= Annie C. Shaw =

American painter

Annie Cornelia Shaw (September 16, 1852- August 31, 1887) was an American landscape painter.

== Biography ==
Annie C. Shaw was born in West Troy, New York and grew up in Chicago, Illinois. She studied with painter Henry Ford and was elected an Associate of the Chicago Academy of Design in 1873. Shaw exhibited a painting, Illinois Prairie, at the Philadelphia Centennial Exposition in 1876. That same year she was elected an Academician by the Chicago Academy of Design. She was the first woman to earn this status.

Shaw's style was influenced by the Barbizon school of painters. She often painted en plein air, traveling the country to paint the Adirondack Mountains, the coast of Maine, and the Western prairies.

Shaw was a well-respected art teacher in Chicago, and among her students was painter Minerva J. Chapman.
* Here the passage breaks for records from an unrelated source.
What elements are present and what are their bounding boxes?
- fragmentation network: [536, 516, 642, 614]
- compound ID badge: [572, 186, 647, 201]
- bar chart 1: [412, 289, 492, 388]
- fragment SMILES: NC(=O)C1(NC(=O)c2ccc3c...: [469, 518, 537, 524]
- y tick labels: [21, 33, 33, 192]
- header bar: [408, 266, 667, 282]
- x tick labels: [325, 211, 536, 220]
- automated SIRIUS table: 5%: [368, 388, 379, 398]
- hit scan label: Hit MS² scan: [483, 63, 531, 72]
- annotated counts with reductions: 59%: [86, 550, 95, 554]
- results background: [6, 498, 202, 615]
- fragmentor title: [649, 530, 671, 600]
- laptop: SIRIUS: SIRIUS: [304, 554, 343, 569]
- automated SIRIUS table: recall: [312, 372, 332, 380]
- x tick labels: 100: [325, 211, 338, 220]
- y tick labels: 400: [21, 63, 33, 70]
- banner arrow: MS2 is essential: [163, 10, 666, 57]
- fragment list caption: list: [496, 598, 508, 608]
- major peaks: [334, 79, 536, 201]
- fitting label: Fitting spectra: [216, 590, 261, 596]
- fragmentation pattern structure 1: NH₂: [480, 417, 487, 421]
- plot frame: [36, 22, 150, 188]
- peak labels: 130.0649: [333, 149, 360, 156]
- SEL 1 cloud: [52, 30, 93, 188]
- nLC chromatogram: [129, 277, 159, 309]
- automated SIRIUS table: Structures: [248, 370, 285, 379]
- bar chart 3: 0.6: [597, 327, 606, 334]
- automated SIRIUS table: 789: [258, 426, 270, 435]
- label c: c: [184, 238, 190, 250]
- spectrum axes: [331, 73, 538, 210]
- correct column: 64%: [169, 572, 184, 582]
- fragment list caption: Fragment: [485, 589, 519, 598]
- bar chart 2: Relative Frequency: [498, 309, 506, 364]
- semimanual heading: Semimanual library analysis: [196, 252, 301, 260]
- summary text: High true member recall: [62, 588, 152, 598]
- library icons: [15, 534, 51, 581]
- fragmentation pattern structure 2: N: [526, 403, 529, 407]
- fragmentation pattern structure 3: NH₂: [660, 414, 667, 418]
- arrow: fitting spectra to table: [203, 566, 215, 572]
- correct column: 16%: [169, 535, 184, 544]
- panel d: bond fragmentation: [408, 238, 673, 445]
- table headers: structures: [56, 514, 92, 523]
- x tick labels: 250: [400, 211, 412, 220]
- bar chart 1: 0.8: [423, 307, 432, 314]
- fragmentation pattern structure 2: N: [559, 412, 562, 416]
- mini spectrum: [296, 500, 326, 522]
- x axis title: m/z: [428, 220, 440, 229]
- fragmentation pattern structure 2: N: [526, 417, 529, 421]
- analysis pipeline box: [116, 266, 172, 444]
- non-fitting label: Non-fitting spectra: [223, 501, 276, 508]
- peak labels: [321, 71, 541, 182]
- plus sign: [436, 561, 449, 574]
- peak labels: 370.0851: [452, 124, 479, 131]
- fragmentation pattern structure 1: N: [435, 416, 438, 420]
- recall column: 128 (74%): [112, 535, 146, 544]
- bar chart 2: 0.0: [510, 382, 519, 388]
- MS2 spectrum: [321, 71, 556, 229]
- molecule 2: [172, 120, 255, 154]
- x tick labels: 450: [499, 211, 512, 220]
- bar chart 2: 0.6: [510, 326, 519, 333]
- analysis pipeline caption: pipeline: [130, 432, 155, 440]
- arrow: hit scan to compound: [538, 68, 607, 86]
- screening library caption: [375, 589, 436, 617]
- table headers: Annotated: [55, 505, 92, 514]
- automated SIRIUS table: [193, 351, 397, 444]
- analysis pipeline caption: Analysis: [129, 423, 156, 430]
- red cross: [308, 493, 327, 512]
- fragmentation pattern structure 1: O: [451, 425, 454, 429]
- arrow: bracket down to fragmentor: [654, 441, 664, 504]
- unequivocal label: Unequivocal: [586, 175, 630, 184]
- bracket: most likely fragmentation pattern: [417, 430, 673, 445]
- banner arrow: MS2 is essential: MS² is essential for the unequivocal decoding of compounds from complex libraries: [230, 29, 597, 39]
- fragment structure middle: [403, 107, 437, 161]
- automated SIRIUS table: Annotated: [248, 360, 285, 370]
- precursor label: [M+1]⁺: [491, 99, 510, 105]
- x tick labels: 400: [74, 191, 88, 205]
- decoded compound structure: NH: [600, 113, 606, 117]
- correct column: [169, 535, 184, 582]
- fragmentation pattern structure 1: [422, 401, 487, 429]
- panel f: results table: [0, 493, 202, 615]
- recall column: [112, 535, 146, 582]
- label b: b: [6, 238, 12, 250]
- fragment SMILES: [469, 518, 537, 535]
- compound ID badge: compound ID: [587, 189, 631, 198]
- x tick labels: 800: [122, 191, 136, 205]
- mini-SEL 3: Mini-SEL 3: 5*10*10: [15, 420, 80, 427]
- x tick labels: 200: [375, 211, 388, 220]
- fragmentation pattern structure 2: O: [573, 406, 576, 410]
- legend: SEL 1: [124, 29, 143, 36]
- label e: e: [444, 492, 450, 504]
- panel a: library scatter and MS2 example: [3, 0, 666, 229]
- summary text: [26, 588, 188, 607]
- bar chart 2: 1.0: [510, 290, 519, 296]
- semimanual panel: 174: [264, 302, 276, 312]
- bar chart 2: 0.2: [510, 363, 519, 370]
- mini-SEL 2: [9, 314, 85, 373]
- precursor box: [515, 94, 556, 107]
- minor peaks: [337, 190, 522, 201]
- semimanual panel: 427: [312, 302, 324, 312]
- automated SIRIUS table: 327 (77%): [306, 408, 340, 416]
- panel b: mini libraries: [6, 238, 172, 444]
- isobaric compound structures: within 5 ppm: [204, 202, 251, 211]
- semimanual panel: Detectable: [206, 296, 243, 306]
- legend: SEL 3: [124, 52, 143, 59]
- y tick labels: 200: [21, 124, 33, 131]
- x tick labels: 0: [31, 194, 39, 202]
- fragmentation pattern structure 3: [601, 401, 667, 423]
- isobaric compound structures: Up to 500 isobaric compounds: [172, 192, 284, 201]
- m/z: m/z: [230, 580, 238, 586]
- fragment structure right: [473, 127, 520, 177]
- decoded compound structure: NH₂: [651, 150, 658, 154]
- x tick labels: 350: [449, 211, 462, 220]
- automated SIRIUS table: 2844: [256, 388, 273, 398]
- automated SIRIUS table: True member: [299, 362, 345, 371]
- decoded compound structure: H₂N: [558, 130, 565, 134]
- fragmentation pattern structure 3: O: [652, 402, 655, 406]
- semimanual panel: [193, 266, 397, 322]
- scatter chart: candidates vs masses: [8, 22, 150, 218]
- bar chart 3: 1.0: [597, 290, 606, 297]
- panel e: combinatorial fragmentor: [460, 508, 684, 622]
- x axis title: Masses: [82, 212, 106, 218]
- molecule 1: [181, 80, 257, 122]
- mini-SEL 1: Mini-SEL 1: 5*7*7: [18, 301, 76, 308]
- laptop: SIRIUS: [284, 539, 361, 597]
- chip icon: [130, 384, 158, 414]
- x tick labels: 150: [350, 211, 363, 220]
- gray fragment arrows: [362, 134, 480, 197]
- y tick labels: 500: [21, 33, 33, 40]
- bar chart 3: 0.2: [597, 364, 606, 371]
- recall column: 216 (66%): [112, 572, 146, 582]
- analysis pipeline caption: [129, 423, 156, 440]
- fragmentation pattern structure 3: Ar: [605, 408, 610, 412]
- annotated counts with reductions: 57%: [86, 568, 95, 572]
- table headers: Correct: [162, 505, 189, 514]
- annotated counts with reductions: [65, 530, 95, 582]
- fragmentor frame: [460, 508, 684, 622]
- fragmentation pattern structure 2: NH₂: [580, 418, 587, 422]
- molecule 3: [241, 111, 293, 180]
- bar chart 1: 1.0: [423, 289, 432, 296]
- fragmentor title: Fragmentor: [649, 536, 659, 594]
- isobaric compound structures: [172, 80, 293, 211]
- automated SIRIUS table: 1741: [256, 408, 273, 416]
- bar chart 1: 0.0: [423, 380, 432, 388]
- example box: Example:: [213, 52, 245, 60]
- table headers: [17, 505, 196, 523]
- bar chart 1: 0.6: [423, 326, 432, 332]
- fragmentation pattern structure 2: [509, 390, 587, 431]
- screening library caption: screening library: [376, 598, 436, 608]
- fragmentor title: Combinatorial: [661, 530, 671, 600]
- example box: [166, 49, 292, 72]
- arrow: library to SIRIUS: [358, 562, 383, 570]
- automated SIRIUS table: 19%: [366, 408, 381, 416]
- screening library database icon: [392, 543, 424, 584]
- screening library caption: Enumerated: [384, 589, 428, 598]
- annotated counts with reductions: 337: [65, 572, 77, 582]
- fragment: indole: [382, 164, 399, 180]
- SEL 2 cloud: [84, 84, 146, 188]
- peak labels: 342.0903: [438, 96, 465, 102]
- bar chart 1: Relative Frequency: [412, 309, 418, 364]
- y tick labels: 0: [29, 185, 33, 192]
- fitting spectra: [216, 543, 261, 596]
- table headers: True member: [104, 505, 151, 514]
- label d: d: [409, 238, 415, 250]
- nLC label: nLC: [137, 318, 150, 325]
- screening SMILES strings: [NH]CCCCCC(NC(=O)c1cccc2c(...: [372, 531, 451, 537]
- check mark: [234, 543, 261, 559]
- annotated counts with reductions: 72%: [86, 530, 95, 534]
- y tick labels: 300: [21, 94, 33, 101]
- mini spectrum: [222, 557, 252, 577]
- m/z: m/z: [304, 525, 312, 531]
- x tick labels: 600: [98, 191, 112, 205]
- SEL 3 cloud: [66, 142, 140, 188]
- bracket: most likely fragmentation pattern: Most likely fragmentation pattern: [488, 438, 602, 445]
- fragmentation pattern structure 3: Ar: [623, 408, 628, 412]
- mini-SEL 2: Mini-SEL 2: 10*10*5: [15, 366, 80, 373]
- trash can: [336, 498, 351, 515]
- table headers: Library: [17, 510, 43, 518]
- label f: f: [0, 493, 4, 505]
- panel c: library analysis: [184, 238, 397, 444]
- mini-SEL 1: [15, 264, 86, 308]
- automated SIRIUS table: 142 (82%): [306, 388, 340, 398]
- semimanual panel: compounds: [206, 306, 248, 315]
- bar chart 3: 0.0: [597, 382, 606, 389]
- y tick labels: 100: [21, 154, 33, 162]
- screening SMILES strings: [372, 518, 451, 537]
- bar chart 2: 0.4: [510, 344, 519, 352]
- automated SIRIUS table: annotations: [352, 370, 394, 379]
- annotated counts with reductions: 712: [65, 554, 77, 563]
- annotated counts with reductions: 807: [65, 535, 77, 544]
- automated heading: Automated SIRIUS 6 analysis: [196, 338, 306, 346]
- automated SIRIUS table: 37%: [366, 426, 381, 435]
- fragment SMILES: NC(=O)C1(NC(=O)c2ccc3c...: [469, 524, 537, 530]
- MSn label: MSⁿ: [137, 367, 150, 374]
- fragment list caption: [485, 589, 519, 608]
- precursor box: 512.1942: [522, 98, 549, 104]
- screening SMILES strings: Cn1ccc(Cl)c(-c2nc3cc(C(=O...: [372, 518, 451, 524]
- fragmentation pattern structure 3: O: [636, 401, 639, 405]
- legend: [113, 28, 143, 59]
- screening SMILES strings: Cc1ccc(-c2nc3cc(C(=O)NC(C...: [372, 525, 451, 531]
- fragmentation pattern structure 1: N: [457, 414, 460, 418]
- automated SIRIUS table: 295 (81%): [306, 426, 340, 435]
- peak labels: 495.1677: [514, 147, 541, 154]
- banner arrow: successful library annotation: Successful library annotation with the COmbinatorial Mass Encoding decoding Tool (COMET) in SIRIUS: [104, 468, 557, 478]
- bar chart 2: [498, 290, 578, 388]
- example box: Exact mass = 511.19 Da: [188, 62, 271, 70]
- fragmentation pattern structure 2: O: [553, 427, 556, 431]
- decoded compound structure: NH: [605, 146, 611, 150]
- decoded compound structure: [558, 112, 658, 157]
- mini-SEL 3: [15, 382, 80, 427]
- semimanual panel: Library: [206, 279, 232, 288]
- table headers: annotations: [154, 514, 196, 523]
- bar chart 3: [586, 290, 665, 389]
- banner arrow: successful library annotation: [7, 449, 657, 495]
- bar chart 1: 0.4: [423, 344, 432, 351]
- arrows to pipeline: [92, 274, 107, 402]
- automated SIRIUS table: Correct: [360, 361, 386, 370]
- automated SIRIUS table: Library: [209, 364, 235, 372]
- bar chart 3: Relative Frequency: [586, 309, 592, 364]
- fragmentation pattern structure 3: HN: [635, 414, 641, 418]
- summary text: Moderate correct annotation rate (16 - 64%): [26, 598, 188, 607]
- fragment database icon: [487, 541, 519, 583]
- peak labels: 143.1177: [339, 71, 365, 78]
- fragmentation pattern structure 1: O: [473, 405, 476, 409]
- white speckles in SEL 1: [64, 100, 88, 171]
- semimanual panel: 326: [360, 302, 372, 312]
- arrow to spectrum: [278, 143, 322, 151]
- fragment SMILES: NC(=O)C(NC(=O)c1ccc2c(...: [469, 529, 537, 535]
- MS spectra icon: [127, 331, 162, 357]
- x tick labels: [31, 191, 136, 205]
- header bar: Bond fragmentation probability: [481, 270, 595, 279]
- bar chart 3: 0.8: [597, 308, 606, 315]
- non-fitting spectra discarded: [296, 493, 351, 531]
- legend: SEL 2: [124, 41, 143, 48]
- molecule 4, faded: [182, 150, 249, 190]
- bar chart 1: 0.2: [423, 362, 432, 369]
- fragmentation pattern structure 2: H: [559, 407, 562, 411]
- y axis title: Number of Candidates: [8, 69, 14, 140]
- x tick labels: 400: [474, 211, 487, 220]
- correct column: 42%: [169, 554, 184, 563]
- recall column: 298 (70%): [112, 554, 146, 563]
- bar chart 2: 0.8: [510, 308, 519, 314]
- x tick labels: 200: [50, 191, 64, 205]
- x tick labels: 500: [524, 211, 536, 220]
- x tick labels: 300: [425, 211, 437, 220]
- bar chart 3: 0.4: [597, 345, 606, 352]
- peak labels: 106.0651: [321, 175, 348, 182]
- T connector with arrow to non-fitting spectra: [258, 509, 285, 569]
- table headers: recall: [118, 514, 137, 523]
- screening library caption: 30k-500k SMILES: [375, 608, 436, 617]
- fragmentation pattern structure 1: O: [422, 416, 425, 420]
Her paintings were shown at the Pennsylvania Academy, the Metropolitan Museum of Art, and the Boston Museum of Fine Arts. Shaw was elected an honorary Associate of the Chicago Art Institute in 1886, and the museum acquired two of her paintings in the 1890s. Those paintings were later sold into private collections.

Annie C. Shaw died in August 1887 in Chicago.